Anne Miller was out of her seat.

“Prepare to abort sequence,” said the launch controller.

“No!” I said. “Keep it going.”

“That’s right, sir.” A different controller, now.

“What do you mean, ‘that’s right?’ ”

“Mr. Polaski said there were to be no aborts.” She glanced backward over her shoulder. Polaski was standing by the door.

Number Three burst from the ledge. It hesitated, then rotated and arced gracefully into the sky.

“Three on profile.”

“Hold abort.”

“Data on Number Two, steering vane coupling failure.”

“Six released.”

Number Four dropped and rotated, then climbed into the sky behind Number Three. Controllers let out their breath. Charlie Peters looked down at the crushed phone in his hand.

“Seven released.”

 

T
hree-forty-two released.”

“Three-three-niner on profile.”

“Two-seven-seven insertion and close.”

“Three-one-eight fan separation failure, auto destruct.”

Miller frowned.
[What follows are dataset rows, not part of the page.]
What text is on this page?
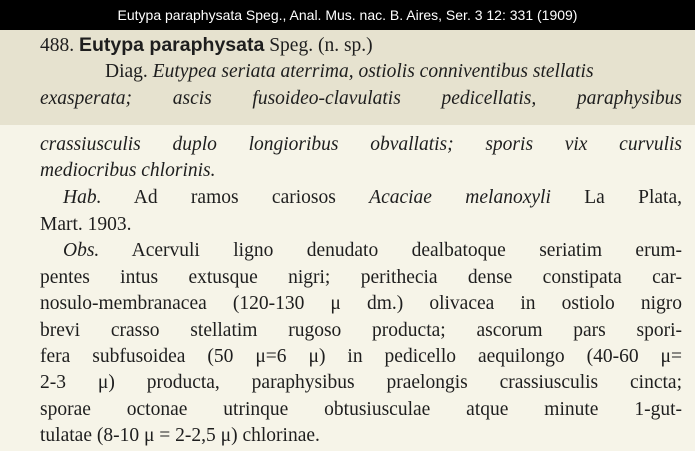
Eutypa paraphysata Speg., Anal. Mus. nac. B. Aires, Ser. 3 12: 331 (1909)
488. Eutypa paraphysata Speg. (n. sp.)
Diag. Eutypea seriata aterrima, ostiolis conniventibus stellatis
exasperata; ascis fusoideo-clavulatis pedicellatis, paraphysibus
crassiusculis duplo longioribus obvallatis; sporis vix curvulis
mediocribus chlorinis.
Hab. Ad ramos cariosos Acaciae melanoxyli La Plata,
Mart. 1903.
Obs. Acervuli ligno denudato dealbatoque seriatim erum-
pentes intus extusque nigri; perithecia dense constipata car-
nosulo-membranacea (120-130 μ dm.) olivacea in ostiolo nigro
brevi crasso stellatim rugoso producta; ascorum pars spori-
fera subfusoidea (50 μ=6 μ) in pedicello aequilongo (40-60 μ=
2-3 μ) producta, paraphysibus praelongis crassiusculis cincta;
sporae octonae utrinque obtusiusculae atque minute 1-gut-
tulatae (8-10 μ = 2-2,5 μ) chlorinae.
We were inserting better than ninety percent into orbit, but she wasn’t accustomed to a kind of hardware that failed.

“Are they still okay?” I said.

“Oh, yes, of course. You lost both ships carrying agricultural programs, and both ships carrying history and the arts, but all the mission-critical groups are still redundant.”

There had been more permanent loses on the airfield, however. The huge fan bearings on one of the ships had oscillated when at full power and the blades had shattered, killing six of Elliot’s people in the hail of shrapnel. An airlifter crew had gotten the coasting ship off the rails just in time for the next one.

The same airlifter crew had then tried to pull the troublesome Eighty-Three out of line, but the sled had caught on a pylon. The lifter crashed between the rails and burned, killing all eleven of the crew.